Merakla bekleyeceğim; 35’ine değmemiş bir şaklabanın, devlete söylediğini yaptırıp yaptıramayacağını... Tersten söylersek; bağımsız bir kamu kuruluna, bağımsız yargıya bir yeni yetme yandaşın talimat verip vermeyeceğini. Aslına bakarsanız, onun ettiği lafları biz söylesek, “suç” çoktan oluşmuştu bile...

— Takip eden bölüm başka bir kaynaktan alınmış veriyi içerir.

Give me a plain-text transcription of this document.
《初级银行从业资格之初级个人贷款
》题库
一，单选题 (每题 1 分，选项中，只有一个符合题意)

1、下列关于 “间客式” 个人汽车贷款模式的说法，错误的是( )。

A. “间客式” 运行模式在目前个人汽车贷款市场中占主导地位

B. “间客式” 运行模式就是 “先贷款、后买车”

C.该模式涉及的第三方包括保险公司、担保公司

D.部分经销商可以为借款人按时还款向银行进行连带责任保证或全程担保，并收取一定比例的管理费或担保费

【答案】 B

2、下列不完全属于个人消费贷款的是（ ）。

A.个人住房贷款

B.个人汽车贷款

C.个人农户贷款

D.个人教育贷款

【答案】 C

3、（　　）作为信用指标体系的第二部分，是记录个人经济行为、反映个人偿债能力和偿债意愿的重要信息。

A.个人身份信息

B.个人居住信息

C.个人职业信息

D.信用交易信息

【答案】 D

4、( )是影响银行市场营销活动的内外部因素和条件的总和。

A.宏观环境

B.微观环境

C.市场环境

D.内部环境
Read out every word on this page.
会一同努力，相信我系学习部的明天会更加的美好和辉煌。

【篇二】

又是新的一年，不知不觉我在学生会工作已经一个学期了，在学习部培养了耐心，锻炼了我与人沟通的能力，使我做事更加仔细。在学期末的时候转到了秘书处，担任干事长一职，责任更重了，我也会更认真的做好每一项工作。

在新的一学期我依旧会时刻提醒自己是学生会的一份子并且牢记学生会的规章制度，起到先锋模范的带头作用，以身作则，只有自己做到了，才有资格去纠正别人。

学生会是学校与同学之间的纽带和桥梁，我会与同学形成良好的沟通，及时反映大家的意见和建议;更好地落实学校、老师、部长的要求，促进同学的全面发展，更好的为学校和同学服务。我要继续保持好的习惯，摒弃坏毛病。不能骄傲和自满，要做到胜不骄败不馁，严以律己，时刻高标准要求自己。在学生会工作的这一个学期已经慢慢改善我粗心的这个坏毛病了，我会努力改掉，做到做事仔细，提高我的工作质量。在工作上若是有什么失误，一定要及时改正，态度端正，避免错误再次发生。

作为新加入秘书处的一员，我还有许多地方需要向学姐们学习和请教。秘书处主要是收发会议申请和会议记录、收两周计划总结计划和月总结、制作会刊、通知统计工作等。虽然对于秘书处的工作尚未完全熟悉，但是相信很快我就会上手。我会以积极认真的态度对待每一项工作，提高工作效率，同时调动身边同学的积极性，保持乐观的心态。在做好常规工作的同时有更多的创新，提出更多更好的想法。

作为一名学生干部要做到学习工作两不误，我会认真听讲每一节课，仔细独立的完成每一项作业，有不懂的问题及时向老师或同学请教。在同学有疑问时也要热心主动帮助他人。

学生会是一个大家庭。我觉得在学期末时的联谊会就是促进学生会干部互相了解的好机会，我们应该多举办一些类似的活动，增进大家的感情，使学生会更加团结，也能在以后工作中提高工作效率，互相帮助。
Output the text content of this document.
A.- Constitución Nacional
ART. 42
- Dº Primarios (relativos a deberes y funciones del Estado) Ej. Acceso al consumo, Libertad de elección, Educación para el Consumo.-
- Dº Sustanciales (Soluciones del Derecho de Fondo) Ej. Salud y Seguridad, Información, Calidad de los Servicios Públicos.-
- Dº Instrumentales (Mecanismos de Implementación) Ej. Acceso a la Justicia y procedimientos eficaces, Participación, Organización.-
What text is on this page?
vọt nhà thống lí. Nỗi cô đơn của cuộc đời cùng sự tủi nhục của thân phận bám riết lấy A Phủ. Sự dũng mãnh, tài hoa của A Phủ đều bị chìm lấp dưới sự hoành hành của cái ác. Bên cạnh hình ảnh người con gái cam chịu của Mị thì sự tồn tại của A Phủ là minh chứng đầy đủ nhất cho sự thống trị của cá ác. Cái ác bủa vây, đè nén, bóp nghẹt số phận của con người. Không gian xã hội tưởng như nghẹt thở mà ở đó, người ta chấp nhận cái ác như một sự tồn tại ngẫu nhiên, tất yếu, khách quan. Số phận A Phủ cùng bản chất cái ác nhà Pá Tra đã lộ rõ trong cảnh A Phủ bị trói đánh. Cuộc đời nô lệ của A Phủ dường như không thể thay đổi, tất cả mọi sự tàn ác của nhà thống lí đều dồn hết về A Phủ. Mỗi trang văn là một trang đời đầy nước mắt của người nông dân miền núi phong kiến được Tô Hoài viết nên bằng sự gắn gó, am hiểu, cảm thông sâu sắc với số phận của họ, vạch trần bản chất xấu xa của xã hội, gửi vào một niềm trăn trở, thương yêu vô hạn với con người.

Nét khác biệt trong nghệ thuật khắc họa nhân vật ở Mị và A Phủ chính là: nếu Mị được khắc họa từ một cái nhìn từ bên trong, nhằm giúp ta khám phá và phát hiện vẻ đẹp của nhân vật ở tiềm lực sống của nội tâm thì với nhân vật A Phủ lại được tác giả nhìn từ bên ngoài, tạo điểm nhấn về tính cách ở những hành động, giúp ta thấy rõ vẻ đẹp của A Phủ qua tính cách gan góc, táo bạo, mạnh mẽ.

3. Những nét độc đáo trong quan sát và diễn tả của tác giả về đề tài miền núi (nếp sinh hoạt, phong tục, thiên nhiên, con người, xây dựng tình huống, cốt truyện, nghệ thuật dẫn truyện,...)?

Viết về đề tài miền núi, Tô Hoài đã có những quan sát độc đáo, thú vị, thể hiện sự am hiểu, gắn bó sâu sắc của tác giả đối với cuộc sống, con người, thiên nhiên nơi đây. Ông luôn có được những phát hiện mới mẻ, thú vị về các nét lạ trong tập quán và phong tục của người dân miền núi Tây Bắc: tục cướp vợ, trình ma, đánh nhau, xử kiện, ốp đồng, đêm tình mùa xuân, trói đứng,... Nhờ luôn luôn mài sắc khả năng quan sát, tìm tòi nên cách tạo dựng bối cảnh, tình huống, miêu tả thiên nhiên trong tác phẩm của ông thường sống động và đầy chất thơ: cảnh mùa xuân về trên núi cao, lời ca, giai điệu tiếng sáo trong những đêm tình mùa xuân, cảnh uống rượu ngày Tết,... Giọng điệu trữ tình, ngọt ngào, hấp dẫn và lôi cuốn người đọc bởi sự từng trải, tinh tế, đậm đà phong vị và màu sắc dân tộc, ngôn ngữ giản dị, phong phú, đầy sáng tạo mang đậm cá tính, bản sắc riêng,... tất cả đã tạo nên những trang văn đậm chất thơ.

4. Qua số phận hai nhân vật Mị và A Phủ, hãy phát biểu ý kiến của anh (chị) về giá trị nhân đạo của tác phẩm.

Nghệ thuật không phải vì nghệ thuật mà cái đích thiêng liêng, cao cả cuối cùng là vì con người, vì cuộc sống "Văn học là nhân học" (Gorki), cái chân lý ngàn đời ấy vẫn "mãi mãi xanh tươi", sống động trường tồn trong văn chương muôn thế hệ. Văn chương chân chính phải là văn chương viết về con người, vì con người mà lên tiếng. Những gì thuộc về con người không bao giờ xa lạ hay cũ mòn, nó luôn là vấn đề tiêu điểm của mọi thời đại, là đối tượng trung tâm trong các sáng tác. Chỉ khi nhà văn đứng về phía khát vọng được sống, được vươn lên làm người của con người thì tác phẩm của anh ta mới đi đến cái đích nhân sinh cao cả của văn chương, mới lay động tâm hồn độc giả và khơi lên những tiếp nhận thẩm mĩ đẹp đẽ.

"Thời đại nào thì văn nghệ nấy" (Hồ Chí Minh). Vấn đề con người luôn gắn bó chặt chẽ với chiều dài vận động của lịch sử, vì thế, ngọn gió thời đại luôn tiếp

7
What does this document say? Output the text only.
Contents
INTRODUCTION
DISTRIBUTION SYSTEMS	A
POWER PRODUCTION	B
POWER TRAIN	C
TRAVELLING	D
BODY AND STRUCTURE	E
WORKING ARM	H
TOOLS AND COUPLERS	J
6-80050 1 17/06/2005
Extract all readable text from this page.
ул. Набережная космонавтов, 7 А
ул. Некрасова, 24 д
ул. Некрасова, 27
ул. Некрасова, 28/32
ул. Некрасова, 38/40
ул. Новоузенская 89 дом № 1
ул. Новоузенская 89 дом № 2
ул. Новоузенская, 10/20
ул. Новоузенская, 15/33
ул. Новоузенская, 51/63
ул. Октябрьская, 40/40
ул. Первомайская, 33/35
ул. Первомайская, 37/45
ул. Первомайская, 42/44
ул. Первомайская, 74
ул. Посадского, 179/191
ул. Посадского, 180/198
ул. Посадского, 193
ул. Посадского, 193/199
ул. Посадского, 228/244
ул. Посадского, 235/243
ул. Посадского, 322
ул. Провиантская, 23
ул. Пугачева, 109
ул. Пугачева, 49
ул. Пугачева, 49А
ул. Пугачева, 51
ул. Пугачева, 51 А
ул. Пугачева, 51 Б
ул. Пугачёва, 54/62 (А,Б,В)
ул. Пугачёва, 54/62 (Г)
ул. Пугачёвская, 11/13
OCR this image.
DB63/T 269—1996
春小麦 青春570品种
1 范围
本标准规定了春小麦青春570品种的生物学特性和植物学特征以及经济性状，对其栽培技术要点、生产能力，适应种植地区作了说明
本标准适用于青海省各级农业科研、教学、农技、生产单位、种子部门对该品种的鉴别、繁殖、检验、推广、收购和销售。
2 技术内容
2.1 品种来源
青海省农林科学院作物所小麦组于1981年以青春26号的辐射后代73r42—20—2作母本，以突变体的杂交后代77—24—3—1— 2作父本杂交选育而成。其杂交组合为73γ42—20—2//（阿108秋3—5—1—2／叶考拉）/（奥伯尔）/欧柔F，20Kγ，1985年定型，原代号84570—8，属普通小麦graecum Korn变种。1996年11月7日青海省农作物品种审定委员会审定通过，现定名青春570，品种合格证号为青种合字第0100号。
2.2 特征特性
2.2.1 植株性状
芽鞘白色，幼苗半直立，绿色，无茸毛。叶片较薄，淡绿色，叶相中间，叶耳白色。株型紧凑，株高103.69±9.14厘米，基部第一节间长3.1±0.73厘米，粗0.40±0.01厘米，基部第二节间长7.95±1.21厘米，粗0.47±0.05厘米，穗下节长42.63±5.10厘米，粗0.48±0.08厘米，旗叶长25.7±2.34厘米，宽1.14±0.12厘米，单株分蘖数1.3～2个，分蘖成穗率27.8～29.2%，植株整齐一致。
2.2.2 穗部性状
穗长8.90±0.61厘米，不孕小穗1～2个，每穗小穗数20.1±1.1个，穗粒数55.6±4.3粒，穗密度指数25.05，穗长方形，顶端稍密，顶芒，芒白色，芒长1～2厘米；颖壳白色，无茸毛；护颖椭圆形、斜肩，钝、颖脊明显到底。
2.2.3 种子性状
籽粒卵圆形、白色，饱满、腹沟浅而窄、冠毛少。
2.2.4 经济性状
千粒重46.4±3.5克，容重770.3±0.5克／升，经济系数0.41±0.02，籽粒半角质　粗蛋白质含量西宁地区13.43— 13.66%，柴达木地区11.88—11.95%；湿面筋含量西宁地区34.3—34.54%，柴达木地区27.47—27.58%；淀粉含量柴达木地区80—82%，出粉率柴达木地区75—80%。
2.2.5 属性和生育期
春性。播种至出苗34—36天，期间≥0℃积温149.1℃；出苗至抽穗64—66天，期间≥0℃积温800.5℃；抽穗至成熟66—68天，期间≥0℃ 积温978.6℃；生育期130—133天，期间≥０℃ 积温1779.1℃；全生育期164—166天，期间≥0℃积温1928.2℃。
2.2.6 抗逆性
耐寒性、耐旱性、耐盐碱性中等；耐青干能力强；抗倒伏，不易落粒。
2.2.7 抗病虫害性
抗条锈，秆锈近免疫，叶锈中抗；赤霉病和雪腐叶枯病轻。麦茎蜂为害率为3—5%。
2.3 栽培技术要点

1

(*)Detayı bilmeyen okurlar için ceza konusuna açıklık getireyim. Kasım ayında, Ahmet Çakar’ın, Merkez Hakem Kurulu Başkanı ve 2 futbol hakeminin fotoğraflarını ekrandan göstererek üzerlerine çarpı çekerken, Anadolu takımlarına soykırım uygulandığını söylemesi; RTÜK tarafından, “kişilik haklarını ihlâl” ve “hedef gösterme” olarak değerlendirilerek, Çakar’a 6 bin, kanala 123 bin lira para cezası verildi. Öte yandan İstanbul Cumhuriyet Başsavcılığı İdari Yaptırım Bürosu da, 6222 sayılı Sporda Şiddet ve Düzensizliğin Önlenmesi yasası uyarınca Çakar’ın tüm spor alanlarına girişine 3 ay süreyle yasak getirdi.